Homebuyers are being warned to brace for more mortgage misery in the months to come despite being spared an 11th interest rate rise in row.
The Reserve Bank on Tuesday left interest rates unchanged but has given itself wiggle room to hike again if needed.
The decision will give mortgage holders breathing space after enduring 10 consecutive interest rate increases, adding hundreds of dollars to the cost of servicing a mortgage.
While the RBA kept interest rates on hold at 3.6 per cent, the hiking cycle might not be over after governor Philip Lowe flagged that further tightening of monetary policy could well be needed.
“The decision to hold interest rates steady this month provides the board with more time to assess the state of the economy and the outlook, in an environment of considerable uncertainty,” he said.
Dr Lowe also gave a nod to banking instability in the US and Sweden, which he said was expected to lead to tighter credit conditions and weaker economic growth despite Australian banks’ strength.
While the RBA opted to keep interest rates on hold to allow it to observe the impacts of its handiwork, another increase was firmly on the cards.
EY chief economist Cherelle Murphy said Dr Lowe’s accompanying statement pointed to a “hawkish pause” and reflected the non-conclusive data observed since the last meeting.
“In other words, it’s pausing for now, but it’s certainly not saying ‘relax, we’re done’,” she said.
Ms Murphy said the RBA dialled back its conviction about future rate rises in April, switching to indicating further tightening of monetary policy “may well” be needed from “will” be needed in its March statement.
She added the central bank was likely reassured by weakening inflation – which sank from 7.4 per cent annual growth in January to 6.8 per cent in the 12 months to February – but the tight labour market was likely still cause for concern.
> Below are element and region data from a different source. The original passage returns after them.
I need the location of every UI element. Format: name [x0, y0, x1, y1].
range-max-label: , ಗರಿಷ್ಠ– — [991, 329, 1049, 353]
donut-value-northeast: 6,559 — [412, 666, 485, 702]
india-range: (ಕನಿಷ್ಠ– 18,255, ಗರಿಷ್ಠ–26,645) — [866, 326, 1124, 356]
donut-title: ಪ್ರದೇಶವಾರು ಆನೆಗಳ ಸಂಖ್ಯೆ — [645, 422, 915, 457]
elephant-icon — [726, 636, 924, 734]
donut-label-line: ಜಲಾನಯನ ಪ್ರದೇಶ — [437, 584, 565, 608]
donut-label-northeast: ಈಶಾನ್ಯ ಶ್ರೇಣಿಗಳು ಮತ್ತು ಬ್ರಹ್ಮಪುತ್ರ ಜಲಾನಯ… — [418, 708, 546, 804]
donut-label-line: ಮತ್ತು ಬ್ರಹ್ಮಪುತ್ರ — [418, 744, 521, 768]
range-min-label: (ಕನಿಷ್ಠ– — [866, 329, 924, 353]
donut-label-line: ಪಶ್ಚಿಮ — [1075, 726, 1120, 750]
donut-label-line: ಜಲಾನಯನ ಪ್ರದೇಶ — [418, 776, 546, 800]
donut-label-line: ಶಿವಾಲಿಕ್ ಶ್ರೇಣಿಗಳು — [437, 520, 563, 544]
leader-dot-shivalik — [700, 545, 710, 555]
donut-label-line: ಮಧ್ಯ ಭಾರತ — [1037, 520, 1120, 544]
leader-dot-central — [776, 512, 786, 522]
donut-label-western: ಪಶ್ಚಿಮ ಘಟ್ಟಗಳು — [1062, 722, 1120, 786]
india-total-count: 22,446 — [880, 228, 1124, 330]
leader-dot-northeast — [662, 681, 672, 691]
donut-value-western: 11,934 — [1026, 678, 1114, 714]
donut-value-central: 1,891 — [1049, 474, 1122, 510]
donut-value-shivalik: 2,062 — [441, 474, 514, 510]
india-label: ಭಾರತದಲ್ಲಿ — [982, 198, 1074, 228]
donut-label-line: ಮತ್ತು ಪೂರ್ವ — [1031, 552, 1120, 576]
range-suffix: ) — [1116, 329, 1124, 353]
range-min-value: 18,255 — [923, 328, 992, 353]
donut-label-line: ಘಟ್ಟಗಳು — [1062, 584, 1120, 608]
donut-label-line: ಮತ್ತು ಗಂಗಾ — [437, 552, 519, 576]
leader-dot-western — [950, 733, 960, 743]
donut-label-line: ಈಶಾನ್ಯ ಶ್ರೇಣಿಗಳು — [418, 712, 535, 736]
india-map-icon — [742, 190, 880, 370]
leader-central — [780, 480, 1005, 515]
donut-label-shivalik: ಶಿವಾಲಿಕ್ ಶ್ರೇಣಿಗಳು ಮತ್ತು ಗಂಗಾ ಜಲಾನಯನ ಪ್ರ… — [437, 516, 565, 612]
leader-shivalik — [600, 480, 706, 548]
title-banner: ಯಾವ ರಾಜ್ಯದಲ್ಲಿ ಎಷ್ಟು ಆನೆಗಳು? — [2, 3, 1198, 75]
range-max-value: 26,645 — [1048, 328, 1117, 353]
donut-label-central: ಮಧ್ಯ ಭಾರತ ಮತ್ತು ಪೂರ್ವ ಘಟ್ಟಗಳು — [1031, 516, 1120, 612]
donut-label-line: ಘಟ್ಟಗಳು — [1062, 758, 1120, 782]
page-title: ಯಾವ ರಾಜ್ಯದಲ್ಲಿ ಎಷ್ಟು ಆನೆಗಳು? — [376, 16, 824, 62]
Ms Murphy said spiking oil prices driven by OPEC’s decision to cut production could also push inflation higher and a worryingly early turnaround in home prices might weigh on the next decision.
Quarterly inflation data, due on April 26, will be the key piece of data for the RBA to digest before its next meeting in May.
Finance Minister Katy Gallagher said the government expected inflation to come down during the next 12 to 18 months and it would seek to reduce inflation pressures in the May budget.
“We’re absolutely focused on not making the inflation problem worse … we are looking at spending restraint,” she said.
Shadow treasurer Angus Taylor said the government could be doing a lot more to help the RBA return inflation back to within its two-three per cent target band.
“This government’s talking a big game on restraint, but we haven’t seen it,” he said.
Mr Taylor said families and businesses competed with the government to borrow money, which drove up interest rates and inflicted more pain on Australian households.
“We want to see a budget coming up in May where the government shows spending restraint and avoids the usual Labor temptation of adding taxes,” he said.